2. Uit het beroepschrift blijkt dat gemachtigde niet de bedoeling heeft voor zichzelf in beroep te komen. Iemand - niet zijnde een advocaat - die namens een ander beroep instelt, moet op verzoek van de rechtbank een machtiging indienen om aan te tonen dat hij namens die ander beroep mag instellen. Dit staat in artikel 8:24, tweede lid, van de Awb. Als dat niet gebeurt, kan de rechtbank het beroep op grond van artikel 6:6 van de Awb niet-ontvankelijk verklaren mits de indiener de gelegenheid heeft gehad het verzuim binnen een hem daartoe gestelde termijn te herstellen.
3. De rechtbank heeft gemachtigde bij aangetekende brief van 5 augustus 2020 verzocht om binnen vier weken een machtiging waaruit blijkt dat hij gemachtigd is beroep in te stellen namens [X] toe te sturen en daarmee het verzuim te herstellen. Hierbij is vermeld dat, indien niet aan dit verzoek wordt voldaan, het beroep niet-ontvankelijk kan worden verklaard.
4. Bij brief van 31 augustus 2020 heeft mr. E. Jongbloed de rechtbank verzocht uitstel te verlenen voor het indienen van de volmacht.

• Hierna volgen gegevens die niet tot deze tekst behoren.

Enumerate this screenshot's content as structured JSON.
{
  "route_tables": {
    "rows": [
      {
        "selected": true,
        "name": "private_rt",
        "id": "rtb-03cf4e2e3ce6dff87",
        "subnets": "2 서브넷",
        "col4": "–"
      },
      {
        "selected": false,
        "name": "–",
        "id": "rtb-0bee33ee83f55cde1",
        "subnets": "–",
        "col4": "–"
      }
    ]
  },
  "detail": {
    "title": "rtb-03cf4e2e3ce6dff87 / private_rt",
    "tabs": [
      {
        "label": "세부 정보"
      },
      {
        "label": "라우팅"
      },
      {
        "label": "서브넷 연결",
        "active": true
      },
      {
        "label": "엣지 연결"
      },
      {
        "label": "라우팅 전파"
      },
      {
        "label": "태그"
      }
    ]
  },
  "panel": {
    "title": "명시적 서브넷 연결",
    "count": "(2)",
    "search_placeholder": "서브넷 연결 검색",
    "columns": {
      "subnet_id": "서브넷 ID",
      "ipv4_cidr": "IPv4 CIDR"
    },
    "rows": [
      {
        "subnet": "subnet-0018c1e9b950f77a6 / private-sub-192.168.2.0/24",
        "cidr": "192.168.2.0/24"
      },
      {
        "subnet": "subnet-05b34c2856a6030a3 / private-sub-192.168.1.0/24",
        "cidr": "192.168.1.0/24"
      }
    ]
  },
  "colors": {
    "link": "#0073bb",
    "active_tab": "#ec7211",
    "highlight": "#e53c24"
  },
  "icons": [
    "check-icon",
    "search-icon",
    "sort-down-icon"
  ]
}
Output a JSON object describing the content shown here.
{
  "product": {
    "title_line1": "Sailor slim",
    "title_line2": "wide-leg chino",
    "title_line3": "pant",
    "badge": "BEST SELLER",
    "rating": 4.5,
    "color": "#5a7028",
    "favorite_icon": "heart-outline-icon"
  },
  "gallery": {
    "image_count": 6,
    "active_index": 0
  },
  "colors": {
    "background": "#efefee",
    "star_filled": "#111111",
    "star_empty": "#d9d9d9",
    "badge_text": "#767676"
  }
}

Bij brief van 1 september 2020, verzonden op diezelfde datum, is dit verzoek toegewezen. In deze brief staat vermeld dat eiser binnen vier weken na verzending van de brief het verzuim moet hebben hersteld. Eiser heeft binnen die termijn niet gereageerd.
5. Eiser heeft geen reden gegeven voor dit verzuim. Er is dus niet gebleken van een verontschuldiging voor dit verzuim.
6. Voor een proceskostenveroordeling bestaat geen aanleiding.

Beslissing

De rechtbank verklaart het beroep niet-ontvankelijk.
Deze uitspraak is gedaan door mr. M.C. van As, rechter, in aanwezigheid van
N. Joacim, griffier. Deze uitspraak is gedaan op 11 december 2020.
Als gevolg van maatregelen rondom het coronavirus is deze uitspraak niet uitgesproken op een openbare uitsprakenzitting. Zodra het openbaar uitspreken weer mogelijk is, wordt deze uitspraak, voor zover nodig, alsnog in het openbaar uitgesproken.
griffier rechter
Afschrift verzonden aan partijen op:

Rechtsmiddel

Tegen deze uitspraak kan binnen zes weken na de dag van verzending daarvan verzet worden gedaan bij deze rechtbank. De indiener van het verzetschrift kan daarbij vragen in de gelegenheid te worden gesteld over het verzet te worden gehoord. De werking van deze uitspraak wordt opgeschort totdat de termijn voor het instellen van verzet is verstreken of, indien verzet wordt ingesteld, op dat verzet is beslist.